Marybeth McCauley — senior clinical research manager at Family Health International, which managed the study — said the ultimate goal of creating a vaccine is still far off, but she emphasized that the research now is much more focused.
“There’s a long way to go, but this was an excellent breakthrough,” she said.
“And if anyone is going to do it, it’s going to be Bart and his people.”
The results of this study, which were published earlier this month in Nature magazine, were the culmination of a seven-year, multi-million dollar grant from the Center for HIV/AIDS Vaccine Immunology that led to the establishment of 14 clinical sites around the world.
The grant — which was awarded to Haynes and involved investigators from six different institutes — has contributed to efforts to create a vaccine. But Dr. Charles Hicks, an associate professor at Duke and an investigator at one of the clinical sites involved in the study, said the real success between the two universities started years before the grant even existed.

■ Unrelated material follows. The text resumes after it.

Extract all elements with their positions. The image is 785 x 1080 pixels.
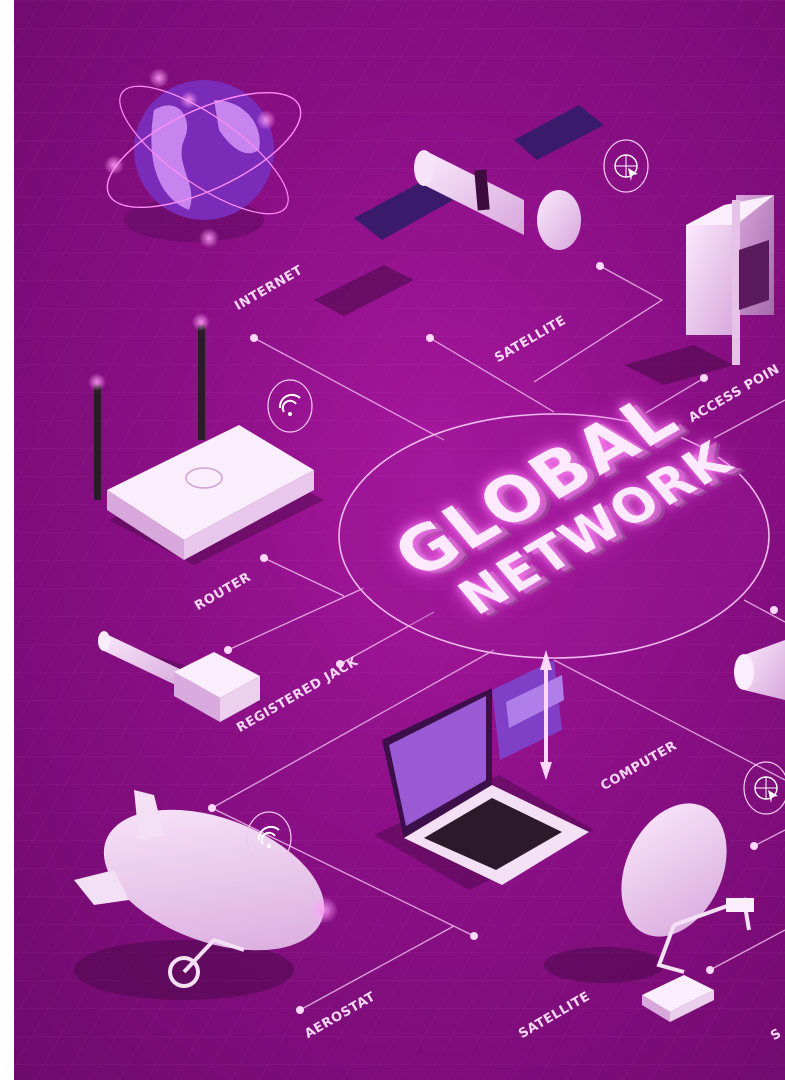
illustration-canvas: GLOBAL NETWORK INTERNET SATELLITE ACCESS…	[14, 0, 785, 1080]
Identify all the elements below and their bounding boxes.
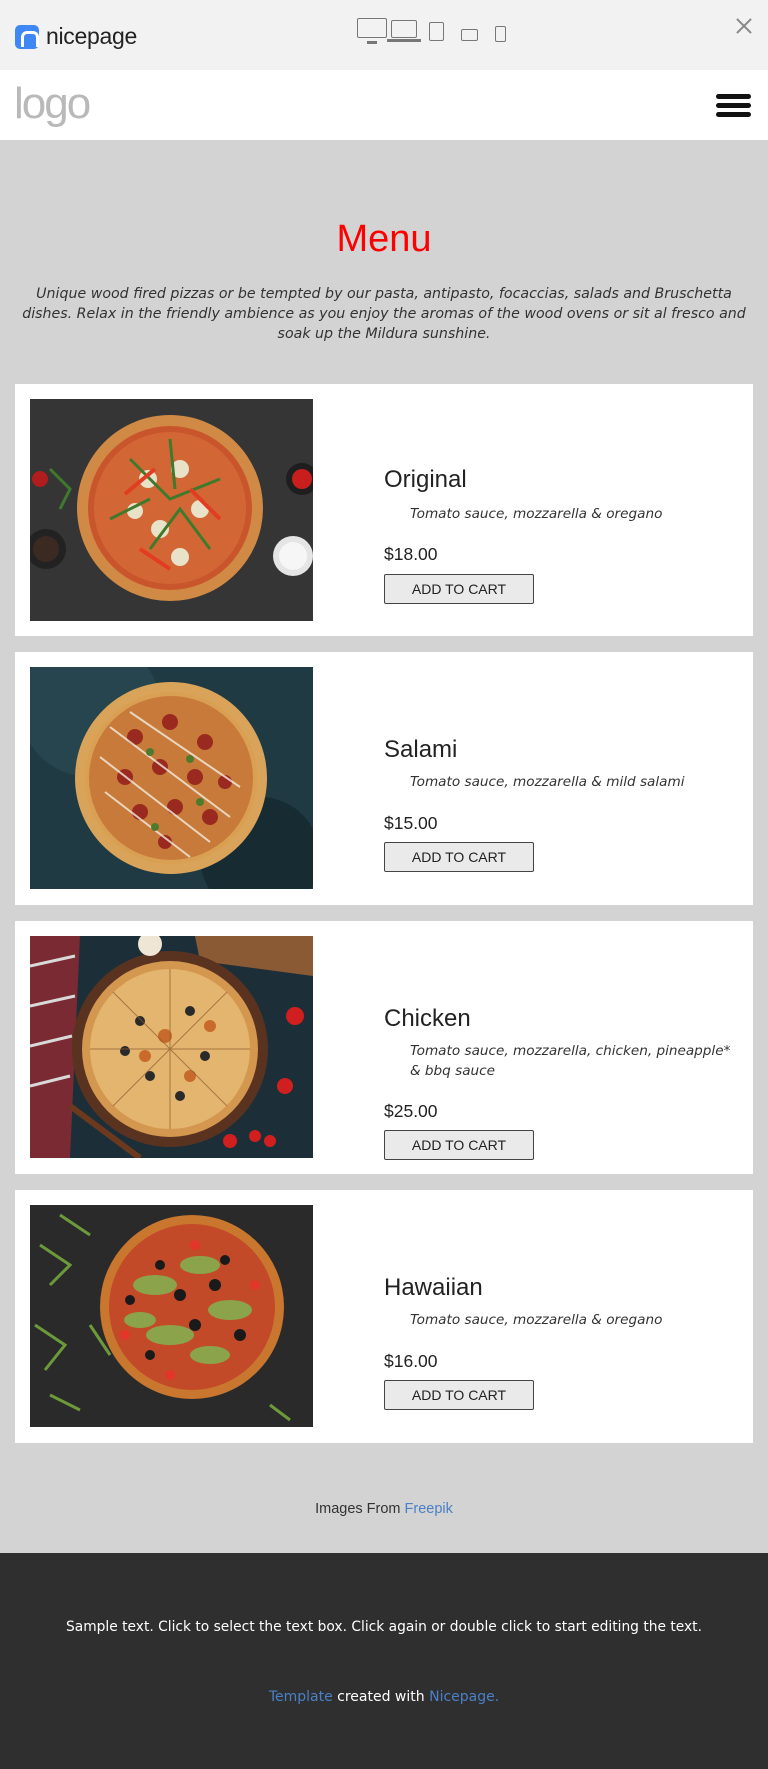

“We started working together even before (the grant), and that’s what helped us build the relationships we have now,” he said.
Hicks, who has been working with Duke for nearly 20 years, said when he first arrived, the relationship between the schools was different — competitive, not collaborative.
“It was the old zero-sum game,” he said. “The prevailing point of view was that if one institution got something, it meant the other hadn’t gotten it.”
But Hicks said after UNC received money for a grant that Duke had not, the two schools started to evaluate their strengths and consider how they might complement one another.
“Then there was this notion that, ‘You know, combining we’re going to be more than the sum of the two — we’re actually going to be a multiplication of the two,’” he said.
Susan Fiscus, a UNC professor of microbiology and immunology who participated in the study, said the relationship between the two schools has made both of them more successful.
“Competition is good, and you strive for your best if you’re working against some competitor who’s also very good,” Fiscus said.
“But by the same token, working together — and (the project) was a remarkable collection of some of the brightest minds from all around the world putting aside their egos to work together for this common cause — I think it worked out very well.”